Image: Charles M. Lieber and Daniel S. Kohane.

To control the three-dimensional shape of engineered tissue, researchers grow cells on tiny, sponge-like scaffolds. These devices can be implanted into patients or used in the lab to study tissue responses to potential drugs.

A team of researchers from MIT, Harvard University and Boston Children’s Hospital has now added a new element to tissue scaffolds: electronic sensors. These sensors, made of silicon nanowires, could be used to monitor electrical activity in the tissue surrounding the scaffold, control drug release or screen drug candidates for their effects on the beating of heart tissue. 

The research, published online Aug. 26 in Nature Materials, could also pave the way for development of tissue-engineered hearts, says Robert Langer, the David H. Koch Institute Professor at MIT and a senior author of the paper.

“We are very excited about this study,” Langer says. “It brings us one step closer to someday creating a tissue-engineered heart, and it shows how novel nanomaterials can play a role in this field.”

Lead authors of the paper are Bozhi Tian, a former postdoc at MIT and Children’s Hospital; Jia Liu, a Harvard graduate student; and Tal Dvir, a former MIT postdoc. Other senior authors are Daniel Kohane, director of the Laboratory for Biomaterials and Drug Delivery at Children’s Hospital, and Charles Lieber, a Harvard professor of chemistry.

A 3-D system

Until now, the only cellular platforms that incorporated electronic sensors consisted of flat layers of cells grown on planar metal electrodes or transistors. Those two-dimensional systems do not accurately replicate natural tissue, so the research team set out to design a 3-D scaffold that could monitor electrical activity, allowing them to see how cells inside the structure would respond to specific drugs.

The researchers built their new scaffold out of epoxy, a nontoxic material that can take on a porous, 3-D structure. Silicon nanowires embedded in the scaffold carry electrical signals to and from cells grown within the structure.

“The scaffold is not just a mechanical support for cells, it contains multiple sensors. We seed cells into the scaffold and eventually it becomes a 3-D engineered tissue,” Tian says.

The team chose silicon nanowires for electronic sensors because they are small, stable, can be safely implanted into living tissue and are more electrically sensitive than metal electrodes. The nanowires, which range in diameter from 30 to 80 nanometers (about 1,000 times smaller than a human hair), can detect less than one-thousandth of a watt, which is the level of electricity that might be seen in a cell.

Monitoring cell behavior

In the Nature Materials study, the researchers used their scaffolds to grow cardiac, neural and muscle tissue.
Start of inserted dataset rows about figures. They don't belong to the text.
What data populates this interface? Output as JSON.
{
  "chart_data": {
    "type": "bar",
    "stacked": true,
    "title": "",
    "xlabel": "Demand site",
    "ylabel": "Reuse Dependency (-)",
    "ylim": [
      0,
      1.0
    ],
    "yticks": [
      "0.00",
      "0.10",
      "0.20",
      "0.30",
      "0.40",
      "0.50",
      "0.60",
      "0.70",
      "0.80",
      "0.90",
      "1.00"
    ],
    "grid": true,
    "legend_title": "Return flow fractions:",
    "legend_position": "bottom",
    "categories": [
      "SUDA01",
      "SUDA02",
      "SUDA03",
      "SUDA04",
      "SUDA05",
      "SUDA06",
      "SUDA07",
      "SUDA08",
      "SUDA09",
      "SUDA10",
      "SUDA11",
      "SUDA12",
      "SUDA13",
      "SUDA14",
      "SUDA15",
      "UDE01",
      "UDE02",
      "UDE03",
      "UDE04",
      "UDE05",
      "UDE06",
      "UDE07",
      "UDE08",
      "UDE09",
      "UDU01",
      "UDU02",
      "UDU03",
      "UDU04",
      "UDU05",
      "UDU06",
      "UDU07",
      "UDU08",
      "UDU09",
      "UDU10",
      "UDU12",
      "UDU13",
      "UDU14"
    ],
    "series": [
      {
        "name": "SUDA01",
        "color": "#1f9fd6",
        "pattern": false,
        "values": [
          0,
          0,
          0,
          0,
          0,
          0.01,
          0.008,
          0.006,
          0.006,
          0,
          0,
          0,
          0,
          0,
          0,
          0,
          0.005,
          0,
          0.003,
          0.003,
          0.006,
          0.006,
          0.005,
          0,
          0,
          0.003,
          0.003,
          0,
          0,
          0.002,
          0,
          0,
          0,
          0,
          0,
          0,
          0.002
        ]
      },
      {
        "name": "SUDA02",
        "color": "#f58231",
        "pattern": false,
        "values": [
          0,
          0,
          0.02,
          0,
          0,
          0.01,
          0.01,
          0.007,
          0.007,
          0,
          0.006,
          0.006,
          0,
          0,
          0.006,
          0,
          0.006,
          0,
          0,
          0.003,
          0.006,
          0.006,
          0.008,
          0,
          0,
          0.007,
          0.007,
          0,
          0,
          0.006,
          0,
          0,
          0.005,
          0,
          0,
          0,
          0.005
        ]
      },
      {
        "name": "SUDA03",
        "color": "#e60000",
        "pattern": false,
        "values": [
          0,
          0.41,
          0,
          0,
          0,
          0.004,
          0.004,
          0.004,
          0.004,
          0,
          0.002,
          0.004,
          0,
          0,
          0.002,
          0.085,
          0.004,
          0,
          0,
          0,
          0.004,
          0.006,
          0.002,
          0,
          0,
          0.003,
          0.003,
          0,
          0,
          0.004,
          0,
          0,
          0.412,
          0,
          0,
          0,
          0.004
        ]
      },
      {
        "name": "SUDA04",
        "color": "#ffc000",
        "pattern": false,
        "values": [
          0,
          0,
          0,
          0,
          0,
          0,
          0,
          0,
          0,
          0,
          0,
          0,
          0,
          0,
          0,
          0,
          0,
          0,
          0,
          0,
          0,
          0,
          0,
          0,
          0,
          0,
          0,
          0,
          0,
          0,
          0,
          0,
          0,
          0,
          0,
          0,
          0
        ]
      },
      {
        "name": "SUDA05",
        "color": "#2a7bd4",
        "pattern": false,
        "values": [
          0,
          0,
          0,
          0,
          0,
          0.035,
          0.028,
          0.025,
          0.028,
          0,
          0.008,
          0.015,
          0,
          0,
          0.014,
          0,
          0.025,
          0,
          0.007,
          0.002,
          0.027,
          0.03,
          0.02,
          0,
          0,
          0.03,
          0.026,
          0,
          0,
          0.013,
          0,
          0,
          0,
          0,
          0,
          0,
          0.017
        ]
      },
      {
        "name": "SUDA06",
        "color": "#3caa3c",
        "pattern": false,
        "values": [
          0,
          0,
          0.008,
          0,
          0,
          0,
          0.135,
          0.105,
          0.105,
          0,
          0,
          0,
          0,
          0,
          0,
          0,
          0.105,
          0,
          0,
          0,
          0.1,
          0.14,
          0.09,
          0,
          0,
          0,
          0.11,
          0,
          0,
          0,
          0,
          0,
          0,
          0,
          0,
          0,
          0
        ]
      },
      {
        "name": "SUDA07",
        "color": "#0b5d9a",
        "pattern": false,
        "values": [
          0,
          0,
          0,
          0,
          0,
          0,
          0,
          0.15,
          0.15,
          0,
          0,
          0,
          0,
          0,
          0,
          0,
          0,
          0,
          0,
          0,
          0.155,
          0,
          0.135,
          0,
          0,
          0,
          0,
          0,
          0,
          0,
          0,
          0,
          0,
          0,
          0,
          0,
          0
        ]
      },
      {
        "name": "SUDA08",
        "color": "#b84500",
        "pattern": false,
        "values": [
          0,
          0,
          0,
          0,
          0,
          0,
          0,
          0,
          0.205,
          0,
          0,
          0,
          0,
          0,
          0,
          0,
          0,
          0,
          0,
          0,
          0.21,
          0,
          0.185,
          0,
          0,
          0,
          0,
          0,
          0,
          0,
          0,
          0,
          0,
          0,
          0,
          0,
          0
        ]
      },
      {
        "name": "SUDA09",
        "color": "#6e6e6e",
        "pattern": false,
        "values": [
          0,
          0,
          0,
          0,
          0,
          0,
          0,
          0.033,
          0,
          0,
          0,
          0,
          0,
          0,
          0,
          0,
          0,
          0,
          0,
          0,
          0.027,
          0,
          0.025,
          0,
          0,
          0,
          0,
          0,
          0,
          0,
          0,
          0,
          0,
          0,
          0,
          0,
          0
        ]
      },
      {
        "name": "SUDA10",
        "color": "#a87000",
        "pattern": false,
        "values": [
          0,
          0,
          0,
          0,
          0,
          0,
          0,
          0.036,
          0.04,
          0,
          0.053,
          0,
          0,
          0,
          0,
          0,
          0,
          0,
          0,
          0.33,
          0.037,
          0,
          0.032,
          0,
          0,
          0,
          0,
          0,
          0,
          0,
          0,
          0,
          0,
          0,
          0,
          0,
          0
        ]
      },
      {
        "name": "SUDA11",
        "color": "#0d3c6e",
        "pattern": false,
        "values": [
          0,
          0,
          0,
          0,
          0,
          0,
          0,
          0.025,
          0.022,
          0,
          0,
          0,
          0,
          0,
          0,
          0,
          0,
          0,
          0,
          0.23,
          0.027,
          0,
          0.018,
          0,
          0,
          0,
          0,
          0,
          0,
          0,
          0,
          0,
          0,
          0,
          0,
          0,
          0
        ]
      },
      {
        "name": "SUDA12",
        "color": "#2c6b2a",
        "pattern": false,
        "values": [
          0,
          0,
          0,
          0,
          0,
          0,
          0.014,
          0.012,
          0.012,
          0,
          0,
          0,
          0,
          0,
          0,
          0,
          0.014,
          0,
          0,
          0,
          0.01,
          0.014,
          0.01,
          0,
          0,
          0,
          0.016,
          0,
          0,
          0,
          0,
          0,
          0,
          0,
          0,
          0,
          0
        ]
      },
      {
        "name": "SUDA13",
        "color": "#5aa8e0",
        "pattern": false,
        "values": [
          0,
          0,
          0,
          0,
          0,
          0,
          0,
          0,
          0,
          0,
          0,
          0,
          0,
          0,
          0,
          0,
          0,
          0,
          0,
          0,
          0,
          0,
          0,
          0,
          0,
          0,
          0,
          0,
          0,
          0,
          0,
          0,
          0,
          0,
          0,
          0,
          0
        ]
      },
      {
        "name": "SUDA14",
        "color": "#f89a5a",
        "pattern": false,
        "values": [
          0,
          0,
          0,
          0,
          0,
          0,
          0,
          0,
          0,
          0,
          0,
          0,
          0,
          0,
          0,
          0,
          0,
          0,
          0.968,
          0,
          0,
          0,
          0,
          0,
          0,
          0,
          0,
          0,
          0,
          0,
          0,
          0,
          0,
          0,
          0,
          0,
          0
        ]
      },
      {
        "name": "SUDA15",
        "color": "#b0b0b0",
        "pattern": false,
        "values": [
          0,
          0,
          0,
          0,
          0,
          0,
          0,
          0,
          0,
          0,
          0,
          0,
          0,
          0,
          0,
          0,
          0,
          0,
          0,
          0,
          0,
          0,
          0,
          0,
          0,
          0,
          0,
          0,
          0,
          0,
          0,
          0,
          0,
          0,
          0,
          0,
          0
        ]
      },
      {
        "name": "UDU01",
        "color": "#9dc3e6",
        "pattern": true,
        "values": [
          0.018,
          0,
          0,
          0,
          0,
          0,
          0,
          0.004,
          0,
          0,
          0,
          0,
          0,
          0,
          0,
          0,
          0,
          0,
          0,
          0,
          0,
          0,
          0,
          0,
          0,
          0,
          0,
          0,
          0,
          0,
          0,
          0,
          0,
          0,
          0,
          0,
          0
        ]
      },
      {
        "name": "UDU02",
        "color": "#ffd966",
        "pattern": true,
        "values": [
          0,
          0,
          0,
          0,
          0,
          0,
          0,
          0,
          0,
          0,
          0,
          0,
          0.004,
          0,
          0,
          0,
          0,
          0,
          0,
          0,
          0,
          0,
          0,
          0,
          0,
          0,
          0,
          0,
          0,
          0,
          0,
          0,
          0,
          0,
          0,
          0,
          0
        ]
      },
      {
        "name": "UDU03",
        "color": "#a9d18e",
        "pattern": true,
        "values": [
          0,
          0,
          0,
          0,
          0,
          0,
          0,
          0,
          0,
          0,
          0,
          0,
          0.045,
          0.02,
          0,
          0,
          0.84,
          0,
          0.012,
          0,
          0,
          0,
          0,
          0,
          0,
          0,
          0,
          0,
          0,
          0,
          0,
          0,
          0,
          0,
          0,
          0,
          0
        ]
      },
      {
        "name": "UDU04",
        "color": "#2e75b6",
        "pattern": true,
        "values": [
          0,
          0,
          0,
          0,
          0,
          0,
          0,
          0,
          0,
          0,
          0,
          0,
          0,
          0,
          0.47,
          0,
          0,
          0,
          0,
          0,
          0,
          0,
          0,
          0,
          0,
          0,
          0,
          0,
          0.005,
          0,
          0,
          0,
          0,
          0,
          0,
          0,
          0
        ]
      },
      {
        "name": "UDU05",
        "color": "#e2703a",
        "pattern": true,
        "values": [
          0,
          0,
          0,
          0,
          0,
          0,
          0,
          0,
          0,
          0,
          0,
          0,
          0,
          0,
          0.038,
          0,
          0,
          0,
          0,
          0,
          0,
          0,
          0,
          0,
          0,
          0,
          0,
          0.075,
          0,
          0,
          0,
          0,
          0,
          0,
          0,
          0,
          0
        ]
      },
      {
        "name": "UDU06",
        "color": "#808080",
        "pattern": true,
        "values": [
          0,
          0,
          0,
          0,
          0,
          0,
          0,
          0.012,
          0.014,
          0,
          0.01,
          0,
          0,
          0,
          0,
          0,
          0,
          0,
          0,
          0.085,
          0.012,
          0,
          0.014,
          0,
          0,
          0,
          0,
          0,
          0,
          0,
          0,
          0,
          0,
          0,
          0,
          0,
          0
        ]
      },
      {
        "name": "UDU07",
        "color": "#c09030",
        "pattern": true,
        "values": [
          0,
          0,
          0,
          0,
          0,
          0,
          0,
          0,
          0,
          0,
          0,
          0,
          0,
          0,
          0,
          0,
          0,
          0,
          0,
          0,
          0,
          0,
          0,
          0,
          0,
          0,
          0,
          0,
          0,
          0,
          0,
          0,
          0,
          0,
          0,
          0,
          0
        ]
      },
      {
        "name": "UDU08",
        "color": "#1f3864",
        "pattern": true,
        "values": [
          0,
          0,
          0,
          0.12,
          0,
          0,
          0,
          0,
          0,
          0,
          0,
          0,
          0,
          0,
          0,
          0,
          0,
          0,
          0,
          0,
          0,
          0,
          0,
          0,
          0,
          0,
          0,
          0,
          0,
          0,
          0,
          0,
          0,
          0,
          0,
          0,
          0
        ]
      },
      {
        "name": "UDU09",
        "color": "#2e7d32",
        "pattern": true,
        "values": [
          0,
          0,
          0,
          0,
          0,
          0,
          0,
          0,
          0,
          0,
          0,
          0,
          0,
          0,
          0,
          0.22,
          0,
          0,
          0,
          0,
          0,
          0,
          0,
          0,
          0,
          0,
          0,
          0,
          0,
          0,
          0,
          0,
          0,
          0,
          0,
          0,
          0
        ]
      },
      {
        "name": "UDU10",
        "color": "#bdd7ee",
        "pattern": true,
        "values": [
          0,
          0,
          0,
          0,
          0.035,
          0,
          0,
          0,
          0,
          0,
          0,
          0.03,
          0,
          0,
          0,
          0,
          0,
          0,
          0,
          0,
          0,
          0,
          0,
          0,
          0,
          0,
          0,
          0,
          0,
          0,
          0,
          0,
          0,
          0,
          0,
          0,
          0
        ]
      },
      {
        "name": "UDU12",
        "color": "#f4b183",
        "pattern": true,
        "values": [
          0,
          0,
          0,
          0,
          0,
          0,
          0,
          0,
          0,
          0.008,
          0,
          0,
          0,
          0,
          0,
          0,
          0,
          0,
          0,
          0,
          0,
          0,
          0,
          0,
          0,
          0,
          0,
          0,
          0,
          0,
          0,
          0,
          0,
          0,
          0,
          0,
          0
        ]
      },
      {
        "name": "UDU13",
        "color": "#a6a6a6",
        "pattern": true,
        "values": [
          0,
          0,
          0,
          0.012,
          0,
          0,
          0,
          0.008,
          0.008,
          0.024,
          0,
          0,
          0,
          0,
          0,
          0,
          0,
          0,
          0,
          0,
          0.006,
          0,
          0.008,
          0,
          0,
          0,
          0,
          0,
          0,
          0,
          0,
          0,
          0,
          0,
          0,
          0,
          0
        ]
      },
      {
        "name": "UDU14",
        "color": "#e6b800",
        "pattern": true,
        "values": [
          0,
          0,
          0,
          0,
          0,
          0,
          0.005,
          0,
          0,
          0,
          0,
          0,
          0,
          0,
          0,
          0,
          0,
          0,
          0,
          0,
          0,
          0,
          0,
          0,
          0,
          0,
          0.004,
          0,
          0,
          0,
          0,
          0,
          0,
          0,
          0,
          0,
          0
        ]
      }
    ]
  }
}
Using the engineered cardiac tissue, the researchers were able to monitor cells’ response to noradrenalin, a stimulant that typically increases heart rate.

Gordana Vunjak-Novakovic, a professor of biomedical engineering at Columbia University, says the work could help address a great need to engineer cells that respond to electrical stimuli, which may advance the treatment of cardiac and neurological disease.

“This is a beautiful example of how nanoelectronics can be combined with tissue engineering to monitor the behavior of cells,” says Vunjak-Novakovic, who was not part of the research team.

The team also grew blood vessels with embedded electronic sensors and showed that they could be used to measure pH changes within and outside the vessels. Such implantable devices could allow doctors to monitor inflammation or other biochemical events in patients who receive the implants. Ultimately, the researchers would like to engineer tissues that can not only sense an electrical or chemical event, but also respond to it appropriately — for example, by releasing a drug.

“It could be a closed feedback loop, much as our autonomic nervous system is,” Kohane says. “The nervous system senses changes in some part of the body and sends a message to the central nervous system, which then sends a message back to take corrective action.”

The team is now further studying the mechanical properties of the scaffolds and making plans to test them in animals.

The research was funded by the National Institutes of Health, the McKnight Foundation and Boston Children’s Hospital.